Van beneden naar boven, van boven naar beneden. Wat zit hij nu toch te doen? Ik ga poolshoogte te nemen.
Ik zie het al. Op zijn hand zit een kleine felgroene sprinkhaan. ‘Kijk juf Leni, hij kwam zomaar op mijn hand zitten!’, zegt hij. ‘Is het een krekel?’, voegt hij er nieuwsgierig aan toe. ‘Nee, krekels zijn nooit groen, het is een sprinkhaantje’, zeg ik. ‘Ik vind het een krekel’, zegt hij. Oké, een sprinkhaankrekel… jij je zin.
Hij is helemaal vertedert. De sprinkhaankrekel gaat rustig zijn gang. Kuiert op zijn gemak over de hand, wipt op kleuters mouw en springt op zijn shirt.‘Hij wil gewoon bij me blijven. Maar dat kan niet, hij hoort in het wild. Ik moet hem loslaten.’ Ik zeg: ‘Laat hem anders even zitten, hij gaat er vanzelf vandoor.’ ‘Ik ga wel met hem wandelen, misschien vindt hij dat leuk’, is zijn reactie.
Een kwartier later, wandelt hij nog steeds heen en weer. Het kleine groene ding zit alert op zijn hand en draait, met zijn lange voelsprieten recht overeind, parmantig zijn kopje in het rond. ‘Hij is lief hoor! Alleen als hij krekelt, dan kriebelt het!’. ‘En weet je, hij is echt superknap! Als ik mijn hand ondersteboven draai, blijft hij plakken!’. ‘Hij heeft kleefpoten’, is de conclusie.
Even later zit hij, met zijn neus tussen de houtsnippers, op de grond in de Wilgentuin. ‘Ik ga hem loslaten. Hij moet vrij zijn’. Hup, daar gaat het beestje. Met een boog springt het in de wilgentunnel. ‘Hij heeft hier genoeg kokosnoten (lees: beukennootjes) en besjes om te eten’, zegt onze zorgzame sprinkhaankrekelfluisteraar.

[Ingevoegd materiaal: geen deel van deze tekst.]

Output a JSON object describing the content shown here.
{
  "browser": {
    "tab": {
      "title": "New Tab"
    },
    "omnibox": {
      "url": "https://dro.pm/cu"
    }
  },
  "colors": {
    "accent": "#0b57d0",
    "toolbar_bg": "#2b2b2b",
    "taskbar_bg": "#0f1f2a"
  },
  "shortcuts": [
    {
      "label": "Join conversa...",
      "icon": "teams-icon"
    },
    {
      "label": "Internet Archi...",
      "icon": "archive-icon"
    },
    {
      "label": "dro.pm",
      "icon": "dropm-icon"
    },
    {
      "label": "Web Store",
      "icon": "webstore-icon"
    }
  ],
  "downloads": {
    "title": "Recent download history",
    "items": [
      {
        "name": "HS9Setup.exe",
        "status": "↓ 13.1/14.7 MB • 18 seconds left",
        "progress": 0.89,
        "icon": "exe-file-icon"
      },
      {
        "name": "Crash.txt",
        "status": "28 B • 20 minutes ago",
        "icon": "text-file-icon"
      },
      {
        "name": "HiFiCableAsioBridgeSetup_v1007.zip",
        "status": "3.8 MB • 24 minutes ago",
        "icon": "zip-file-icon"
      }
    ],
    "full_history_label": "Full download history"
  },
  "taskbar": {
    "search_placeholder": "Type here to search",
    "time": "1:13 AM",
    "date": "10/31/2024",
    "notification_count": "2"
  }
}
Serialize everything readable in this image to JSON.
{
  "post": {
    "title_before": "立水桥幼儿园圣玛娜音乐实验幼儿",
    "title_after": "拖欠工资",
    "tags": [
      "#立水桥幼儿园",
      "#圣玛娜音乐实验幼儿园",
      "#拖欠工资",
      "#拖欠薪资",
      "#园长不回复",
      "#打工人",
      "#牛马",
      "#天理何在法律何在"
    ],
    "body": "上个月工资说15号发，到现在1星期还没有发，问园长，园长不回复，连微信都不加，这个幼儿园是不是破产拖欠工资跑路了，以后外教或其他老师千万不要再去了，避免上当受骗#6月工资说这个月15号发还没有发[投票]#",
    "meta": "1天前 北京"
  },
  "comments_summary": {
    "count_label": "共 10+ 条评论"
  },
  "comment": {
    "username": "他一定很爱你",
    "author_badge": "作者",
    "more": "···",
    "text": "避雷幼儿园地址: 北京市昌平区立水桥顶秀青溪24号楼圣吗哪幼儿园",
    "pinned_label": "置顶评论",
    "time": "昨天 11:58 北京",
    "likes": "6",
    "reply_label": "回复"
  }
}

Om er eigenwijs aan toe te voegen: ‘Het lukt hem wel’.
Voordat de klas naar binnengaat, zie ik hem speuren tussen de bladeren van de beukenhaag. Waarschijnlijk is hij er toch niet helemaal gerust op of zijn kleine vriend het wel redt. Loslaten is moeilijk, ook in dit geval.
Het werkt net zoals bij ouders en hun kinderen. Redden ze het wel of redden ze het (nog) niet? Cruciale vragen als het tijd is om uit te vliegen.
Maar ja… Als ze krekelen, blijft het kriebelen. Daar doe je niets aan.